Soeprapti mendapati fakta dari pedagang bahwa diperlukan kegiatan edukasi dari pemerintah sebagai regulator maupun pelaku industri rokok untuk menjadikan peraturan ini lebih efektif.

 

Direktur Pencegahan dan Pengendalian Penyakit Tidak Menular Kementerian Kesehatan, Cut Putri Arianie menyebut, sosialisasi dan penegakan hukum PP 109/2012 tantang Pengamanan Bahan yang Mengandung Zat Adiktif Berupa Produk Tembakau bagi Kesehatan harus menempatkan pemerintah daerah sebagai ujung tombak. Sebagai konsekuensi dari otonomi daerah.

 

Kemenkes fokus pada penanganan dampak rokok atau di hulu. Sementara penegakan hukum ada di hilir.

 

Gabungan Produsen Rokok Putih Indonesia (GAPRINDO) turut memberikan tanggapannya terkait rencana revisi PP 109/2012. Ketua GAPRINDO, Benny Wachjudi mengungkapkan bahwa revisi bukan jalan keluar yang tepat.
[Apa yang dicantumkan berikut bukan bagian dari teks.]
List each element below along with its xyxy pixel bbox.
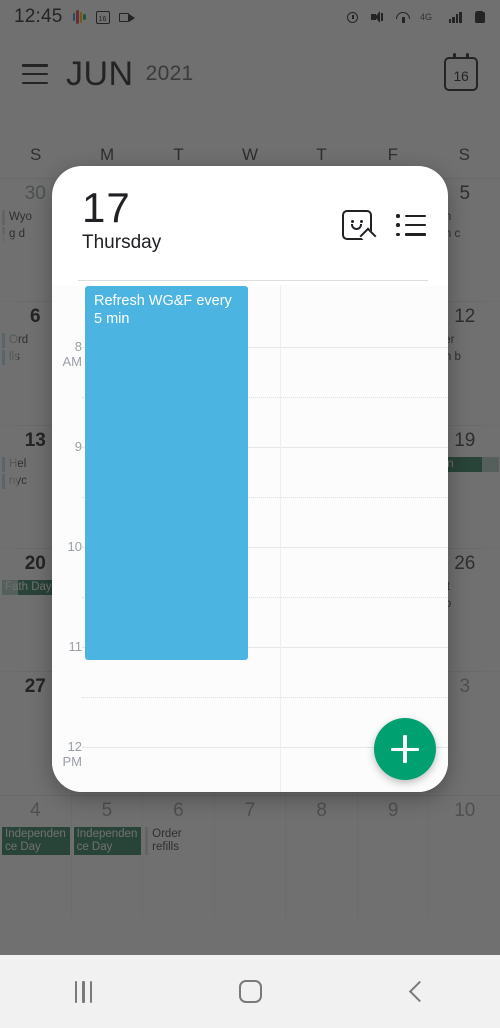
hour-ampm-label: PM	[62, 754, 83, 769]
phone-screen: 12:45 16	[0, 0, 500, 1028]
hour-label: 12 PM	[52, 739, 83, 769]
list-view-icon[interactable]	[396, 214, 426, 236]
nav-home-button[interactable]	[167, 955, 334, 1028]
header-divider	[78, 280, 428, 281]
hour-label: 9	[74, 439, 82, 454]
back-icon	[408, 980, 430, 1003]
day-timeline[interactable]: 112PM111098AM Refresh WG&F every 5 min C…	[52, 285, 448, 792]
event-title: Refresh WG&F every 5 min	[94, 293, 232, 327]
sticker-icon[interactable]	[342, 210, 377, 245]
nav-back-button[interactable]	[333, 955, 500, 1028]
day-dialog-header: 17 Thursday	[52, 166, 448, 283]
timeline-column-divider	[280, 285, 281, 792]
hour-label: 10	[67, 539, 82, 554]
half-hour-gridline	[82, 697, 448, 698]
hour-ampm-label: AM	[62, 354, 83, 369]
day-dialog-actions	[342, 210, 426, 245]
android-navigation-bar	[0, 955, 500, 1028]
timeline-event-refresh[interactable]: Refresh WG&F every 5 min	[85, 286, 248, 660]
home-icon	[238, 980, 262, 1003]
day-detail-dialog: 17 Thursday 112PM111098AM Refresh WG&F e…	[52, 166, 448, 792]
hour-label: 11	[68, 639, 83, 654]
recents-icon	[74, 980, 93, 1003]
hour-label: 8 AM	[52, 339, 83, 369]
add-event-fab[interactable]	[374, 718, 436, 780]
nav-recents-button[interactable]	[0, 955, 167, 1028]
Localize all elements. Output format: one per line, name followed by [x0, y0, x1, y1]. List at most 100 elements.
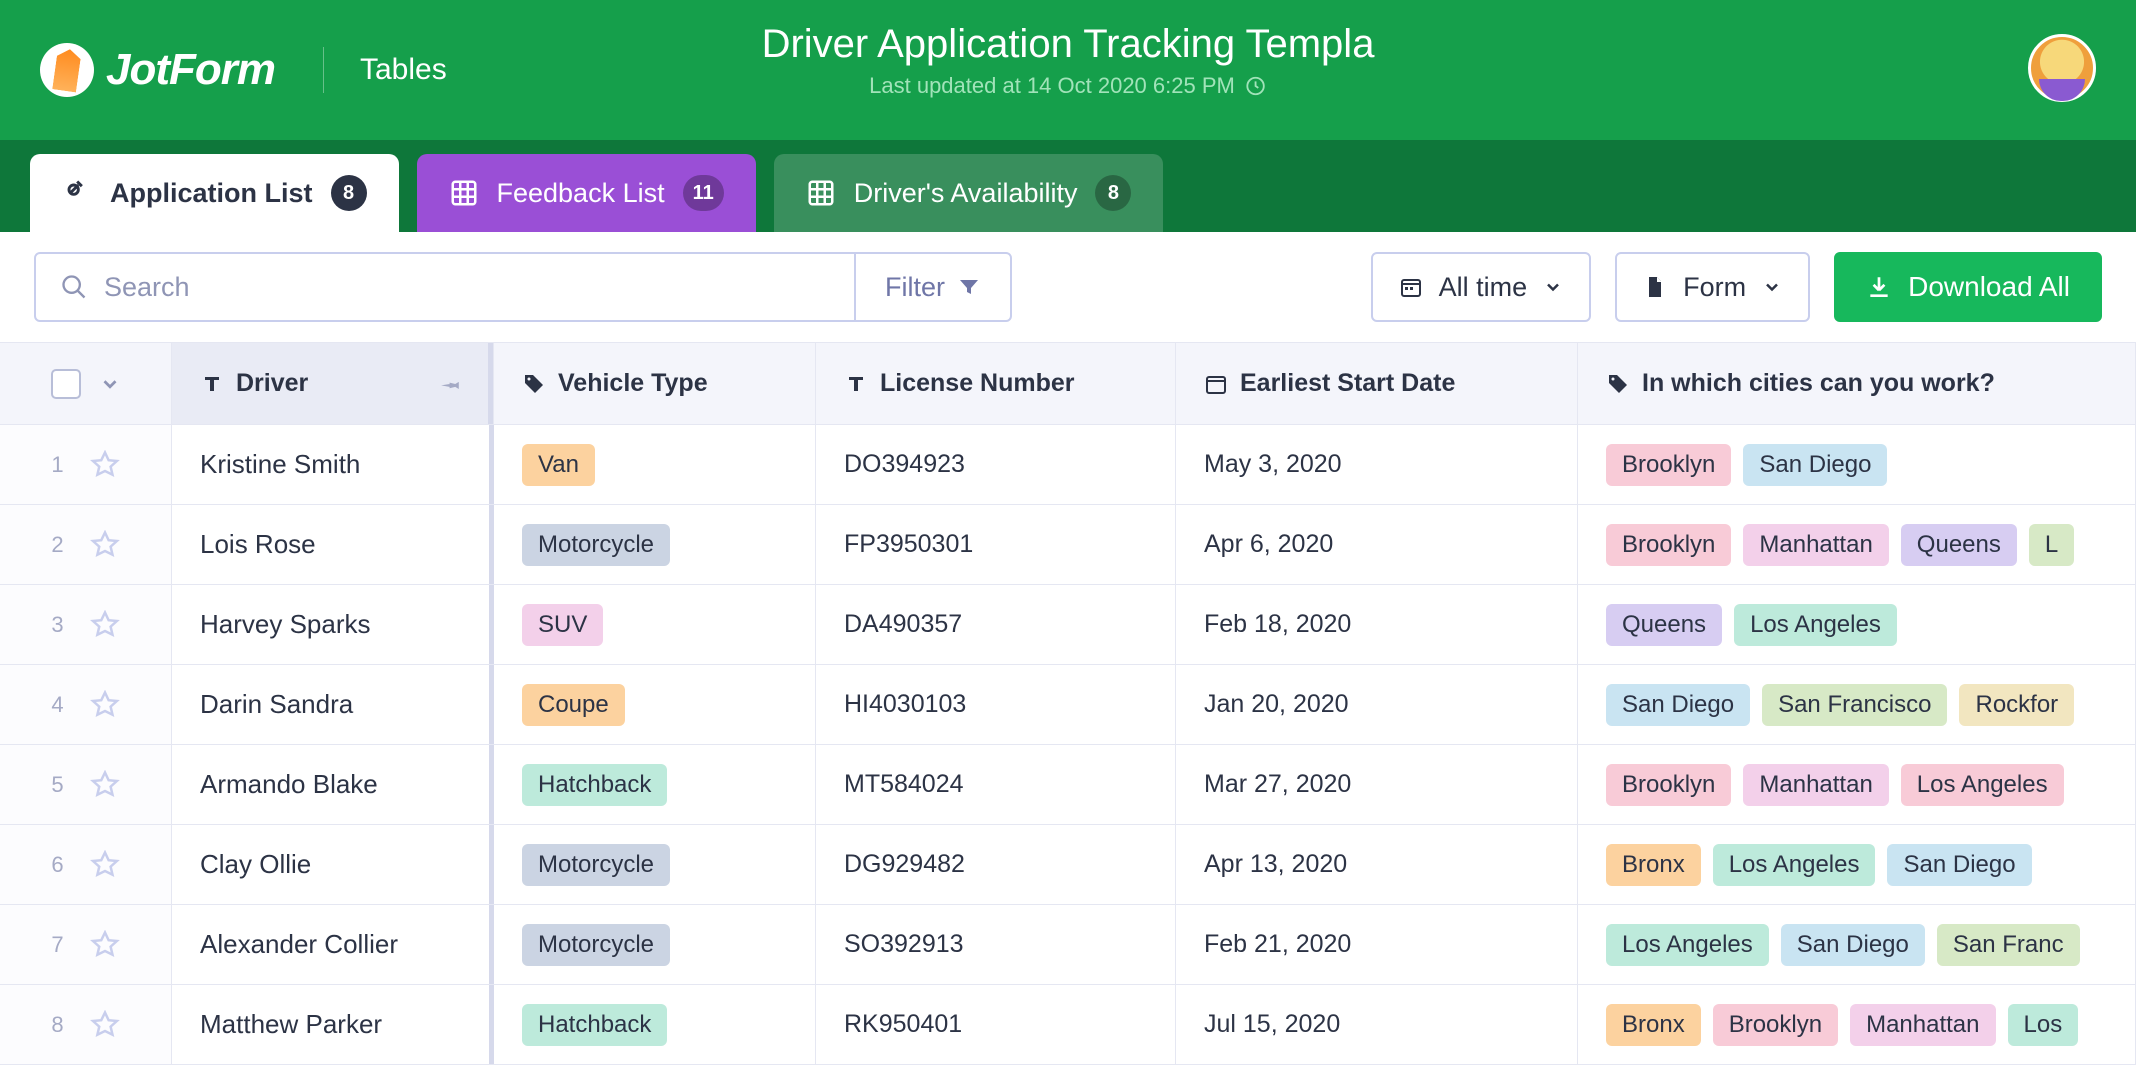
- cell-date[interactable]: May 3, 2020: [1176, 425, 1578, 504]
- cell-driver[interactable]: Lois Rose: [172, 505, 494, 584]
- cell-license[interactable]: DO394923: [816, 425, 1176, 504]
- cell-vehicle[interactable]: Van: [494, 425, 816, 504]
- avatar[interactable]: [2028, 34, 2096, 102]
- city-tag[interactable]: Queens: [1901, 524, 2017, 566]
- city-tag[interactable]: Los Angeles: [1606, 924, 1769, 966]
- cell-date[interactable]: Mar 27, 2020: [1176, 745, 1578, 824]
- star-icon[interactable]: [90, 1010, 120, 1040]
- cell-date[interactable]: Feb 18, 2020: [1176, 585, 1578, 664]
- cell-cities[interactable]: BrooklynManhattanLos Angeles: [1578, 745, 2136, 824]
- vehicle-tag[interactable]: Hatchback: [522, 1004, 667, 1046]
- cell-driver[interactable]: Alexander Collier: [172, 905, 494, 984]
- city-tag[interactable]: Los: [2008, 1004, 2079, 1046]
- search-box[interactable]: [36, 254, 856, 320]
- city-tag[interactable]: San Francisco: [1762, 684, 1947, 726]
- table-row[interactable]: 2Lois RoseMotorcycleFP3950301Apr 6, 2020…: [0, 505, 2136, 585]
- cell-license[interactable]: FP3950301: [816, 505, 1176, 584]
- city-tag[interactable]: San Diego: [1887, 844, 2031, 886]
- filter-button[interactable]: Filter: [856, 254, 1010, 320]
- cell-driver[interactable]: Harvey Sparks: [172, 585, 494, 664]
- cell-vehicle[interactable]: Coupe: [494, 665, 816, 744]
- cell-driver[interactable]: Kristine Smith: [172, 425, 494, 504]
- city-tag[interactable]: San Diego: [1606, 684, 1750, 726]
- star-icon[interactable]: [90, 450, 120, 480]
- city-tag[interactable]: Brooklyn: [1606, 524, 1731, 566]
- table-row[interactable]: 3Harvey SparksSUVDA490357Feb 18, 2020Que…: [0, 585, 2136, 665]
- cell-driver[interactable]: Armando Blake: [172, 745, 494, 824]
- city-tag[interactable]: Brooklyn: [1713, 1004, 1838, 1046]
- pin-icon[interactable]: [439, 372, 463, 396]
- vehicle-tag[interactable]: Motorcycle: [522, 844, 670, 886]
- city-tag[interactable]: Brooklyn: [1606, 764, 1731, 806]
- column-header-date[interactable]: Earliest Start Date: [1176, 343, 1578, 424]
- star-icon[interactable]: [90, 690, 120, 720]
- city-tag[interactable]: Bronx: [1606, 844, 1701, 886]
- download-all-button[interactable]: Download All: [1834, 252, 2102, 322]
- city-tag[interactable]: Queens: [1606, 604, 1722, 646]
- cell-cities[interactable]: Bronx Brooklyn Manhattan Los: [1578, 985, 2136, 1064]
- vehicle-tag[interactable]: Van: [522, 444, 595, 486]
- star-icon[interactable]: [90, 530, 120, 560]
- cell-license[interactable]: MT584024: [816, 745, 1176, 824]
- cell-license[interactable]: RK950401: [816, 985, 1176, 1064]
- table-row[interactable]: 1Kristine SmithVanDO394923May 3, 2020Bro…: [0, 425, 2136, 505]
- cell-date[interactable]: Jan 20, 2020: [1176, 665, 1578, 744]
- form-button[interactable]: Form: [1615, 252, 1810, 322]
- column-header-vehicle[interactable]: Vehicle Type: [494, 343, 816, 424]
- search-input[interactable]: [104, 272, 830, 303]
- cell-date[interactable]: Apr 6, 2020: [1176, 505, 1578, 584]
- tab-feedback-list[interactable]: Feedback List11: [417, 154, 756, 232]
- cell-driver[interactable]: Clay Ollie: [172, 825, 494, 904]
- city-tag[interactable]: San Diego: [1743, 444, 1887, 486]
- city-tag[interactable]: Manhattan: [1743, 524, 1888, 566]
- page-title[interactable]: Driver Application Tracking Templa: [762, 22, 1375, 67]
- city-tag[interactable]: Los Angeles: [1713, 844, 1876, 886]
- cell-license[interactable]: HI4030103: [816, 665, 1176, 744]
- time-filter-button[interactable]: All time: [1371, 252, 1592, 322]
- vehicle-tag[interactable]: Motorcycle: [522, 924, 670, 966]
- star-icon[interactable]: [90, 930, 120, 960]
- select-all-checkbox[interactable]: [51, 369, 81, 399]
- city-tag[interactable]: Los Angeles: [1734, 604, 1897, 646]
- history-icon[interactable]: [1245, 75, 1267, 97]
- city-tag[interactable]: Manhattan: [1850, 1004, 1995, 1046]
- vehicle-tag[interactable]: SUV: [522, 604, 603, 646]
- cell-license[interactable]: DG929482: [816, 825, 1176, 904]
- city-tag[interactable]: L: [2029, 524, 2074, 566]
- table-row[interactable]: 4Darin SandraCoupeHI4030103Jan 20, 2020S…: [0, 665, 2136, 745]
- cell-license[interactable]: SO392913: [816, 905, 1176, 984]
- cell-vehicle[interactable]: Hatchback: [494, 985, 816, 1064]
- cell-driver[interactable]: Darin Sandra: [172, 665, 494, 744]
- cell-date[interactable]: Jul 15, 2020: [1176, 985, 1578, 1064]
- city-tag[interactable]: Brooklyn: [1606, 444, 1731, 486]
- table-row[interactable]: 7Alexander CollierMotorcycleSO392913Feb …: [0, 905, 2136, 985]
- cell-date[interactable]: Apr 13, 2020: [1176, 825, 1578, 904]
- cell-cities[interactable]: San Diego San Francisco Rockfor: [1578, 665, 2136, 744]
- vehicle-tag[interactable]: Motorcycle: [522, 524, 670, 566]
- cell-vehicle[interactable]: Hatchback: [494, 745, 816, 824]
- tab-application-list[interactable]: Application List8: [30, 154, 399, 232]
- column-header-cities[interactable]: In which cities can you work?: [1578, 343, 2136, 424]
- cell-cities[interactable]: Bronx Los Angeles San Diego: [1578, 825, 2136, 904]
- cell-vehicle[interactable]: Motorcycle: [494, 825, 816, 904]
- city-tag[interactable]: Bronx: [1606, 1004, 1701, 1046]
- city-tag[interactable]: San Diego: [1781, 924, 1925, 966]
- cell-vehicle[interactable]: Motorcycle: [494, 905, 816, 984]
- cell-vehicle[interactable]: Motorcycle: [494, 505, 816, 584]
- cell-date[interactable]: Feb 21, 2020: [1176, 905, 1578, 984]
- tab-driver-s-availability[interactable]: Driver's Availability8: [774, 154, 1164, 232]
- chevron-down-icon[interactable]: [99, 373, 121, 395]
- city-tag[interactable]: Rockfor: [1959, 684, 2074, 726]
- column-header-driver[interactable]: Driver: [172, 343, 494, 424]
- cell-cities[interactable]: Brooklyn Manhattan Queens L: [1578, 505, 2136, 584]
- city-tag[interactable]: Manhattan: [1743, 764, 1888, 806]
- column-header-license[interactable]: License Number: [816, 343, 1176, 424]
- table-row[interactable]: 6Clay OllieMotorcycleDG929482Apr 13, 202…: [0, 825, 2136, 905]
- star-icon[interactable]: [90, 610, 120, 640]
- star-icon[interactable]: [90, 850, 120, 880]
- table-row[interactable]: 5Armando BlakeHatchbackMT584024Mar 27, 2…: [0, 745, 2136, 825]
- brand-logo[interactable]: JotForm Tables: [40, 43, 447, 97]
- vehicle-tag[interactable]: Hatchback: [522, 764, 667, 806]
- cell-cities[interactable]: Brooklyn San Diego: [1578, 425, 2136, 504]
- table-row[interactable]: 8Matthew ParkerHatchbackRK950401Jul 15, …: [0, 985, 2136, 1065]
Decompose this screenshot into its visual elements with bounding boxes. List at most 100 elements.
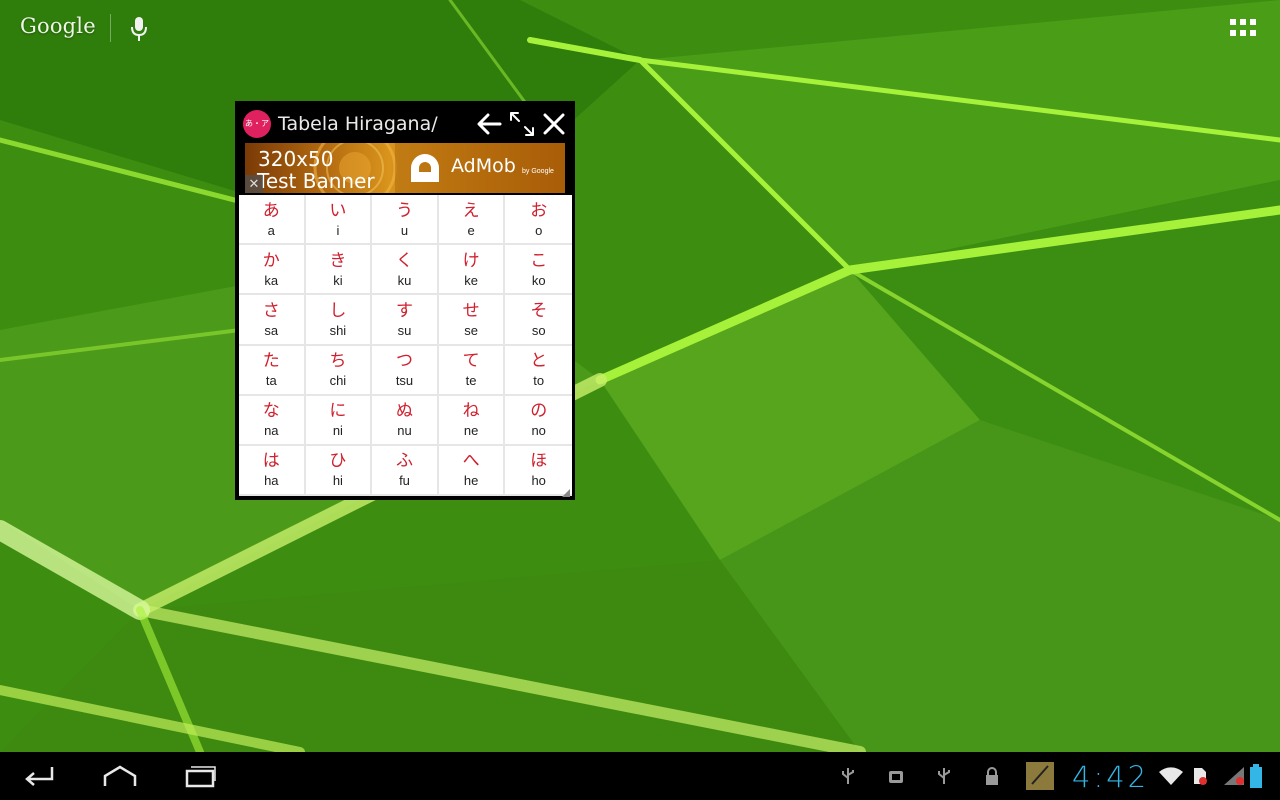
lock-icon[interactable] [982,766,1002,786]
ad-banner[interactable]: 320x50 Test Banner ✕ AdMob by Google [245,143,565,193]
kana-character: そ [530,300,548,321]
kana-cell[interactable]: そ so [505,295,572,346]
kana-cell[interactable]: き ki [305,245,373,296]
hiragana-table: あ a い i う u え e お o か ka き ki く ku け ke こ ko さ sa し shi す su せ se そ s… [239,195,572,496]
window-title-bar[interactable]: あ・ア Tabela Hiragana/ [237,103,573,143]
app-icon: あ・ア [243,110,271,138]
kana-cell[interactable]: く ku [372,245,439,296]
kana-cell[interactable]: さ sa [239,295,306,346]
kana-romaji: hi [332,473,343,489]
nav-back-icon[interactable] [22,764,56,788]
nav-home-icon[interactable] [102,764,138,788]
kana-romaji: ni [332,423,343,439]
kana-romaji: ke [464,272,478,288]
kana-cell[interactable]: に ni [305,395,373,446]
kana-romaji: su [397,322,412,338]
kana-character: け [462,250,480,271]
kana-character: さ [262,300,280,321]
floating-window[interactable]: あ・ア Tabela Hiragana/ 320x50 Test Banner … [235,101,575,500]
android-debug-icon[interactable] [886,766,906,786]
kana-romaji: i [336,222,340,238]
kana-cell[interactable]: の no [505,395,572,446]
kana-cell[interactable]: ふ fu [372,445,439,496]
expand-icon[interactable] [509,111,535,137]
usb-icon[interactable] [934,766,954,786]
google-search-bar[interactable]: Google [0,0,200,56]
kana-character: ね [462,401,480,422]
kana-cell[interactable]: ち chi [305,345,373,396]
sim-icon[interactable] [1190,766,1210,786]
kana-cell[interactable]: うu [372,195,439,246]
kana-cell[interactable]: す su [372,295,439,346]
kana-cell[interactable]: こ ko [505,245,572,296]
kana-character: い [329,200,347,221]
kana-romaji: sa [264,322,279,338]
kana-cell[interactable]: た ta [239,345,306,396]
kana-character: き [329,250,347,271]
kana-cell[interactable]: へ he [438,445,506,496]
kana-character: こ [530,250,548,271]
kana-cell[interactable]: は ha [239,445,306,496]
kana-character: に [329,401,347,422]
kana-romaji: a [267,222,275,238]
kana-character: た [262,351,280,372]
kana-cell[interactable]: て te [438,345,506,396]
kana-cell[interactable]: し shi [305,295,373,346]
all-apps-icon[interactable] [1230,19,1258,37]
signal-icon[interactable] [1222,766,1246,786]
kana-romaji: chi [329,373,347,389]
kana-character: か [262,250,280,271]
usb-icon[interactable] [838,766,858,786]
kana-character: と [530,351,548,372]
ad-subheadline: Test Banner [257,169,375,193]
kana-character: ふ [395,451,413,472]
kana-cell[interactable]: おo [505,195,572,246]
kana-cell[interactable]: と to [505,345,572,396]
kana-cell[interactable]: か ka [239,245,306,296]
kana-cell[interactable]: ひ hi [305,445,373,496]
kana-romaji: ho [531,473,546,489]
ad-close-button[interactable]: ✕ [245,175,263,193]
kana-romaji: he [463,473,479,489]
kana-romaji: ki [333,272,343,288]
kana-cell[interactable]: ね ne [438,395,506,446]
kana-character: は [262,451,280,472]
kana-romaji: to [533,373,545,389]
kana-romaji: te [465,373,477,389]
kana-romaji: na [264,423,279,439]
kana-character: せ [462,300,480,321]
kana-cell[interactable]: いi [305,195,373,246]
kana-cell[interactable]: け ke [438,245,506,296]
arrow-left-icon[interactable] [476,111,502,137]
notes-icon[interactable] [1026,762,1054,790]
kana-cell[interactable]: えe [438,195,506,246]
kana-character: あ [262,200,280,221]
resize-handle-icon[interactable] [562,489,570,497]
ad-headline: 320x50 [258,147,334,171]
kana-cell[interactable]: あa [239,195,306,246]
wallpaper [0,0,1280,752]
kana-character: え [462,200,480,221]
nav-recent-apps-icon[interactable] [183,764,217,788]
google-logo[interactable]: Google [20,14,96,38]
wifi-icon[interactable] [1158,766,1184,786]
kana-character: お [530,200,548,221]
kana-romaji: nu [397,423,412,439]
kana-romaji: o [535,222,543,238]
kana-cell[interactable]: ぬ nu [372,395,439,446]
kana-cell[interactable]: せ se [438,295,506,346]
kana-romaji: tsu [395,373,414,389]
mic-icon[interactable] [130,16,148,42]
kana-romaji: shi [329,322,347,338]
kana-cell[interactable]: な na [239,395,306,446]
window-title: Tabela Hiragana/ [278,113,438,135]
kana-character: ひ [329,451,347,472]
status-clock[interactable]: 4:42 [1072,760,1149,794]
battery-icon[interactable] [1250,764,1262,788]
kana-romaji: ta [265,373,277,389]
kana-romaji: ka [264,272,279,288]
kana-cell[interactable]: つ tsu [372,345,439,396]
kana-character: な [262,401,280,422]
admob-by-google: by Google [522,168,554,175]
close-icon[interactable] [541,111,567,137]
Namun demikian pihaknya setuju dan mendukung target pemerintah untuk menurunkan jumlah perokok anak.

 

Dirinya mengatakan, daripada merevisi peraturan, pemerintah harus menguatkan implementasi, edukasi, dan sosialisasi terkait pelarangan rokok untuk anak.

 

“Pada dasarnya PP 109/2012 sudah sangat memadai dan tidak perlu direvisi. Kalaupun ada yang kurang, kami menilai bukan pada aturannya sendiri, melainkan lebih kepada implementasinya, khususnya sosialisasi dan edukasi masyarakat serta penegakan peraturannya. Dapat kami tambahkan bahwa PP 109/2012 juga sudah secara tegas melarang penjualan rokok kepada anak dibawah 18 tahun dan ibu hamil,” kata Benny.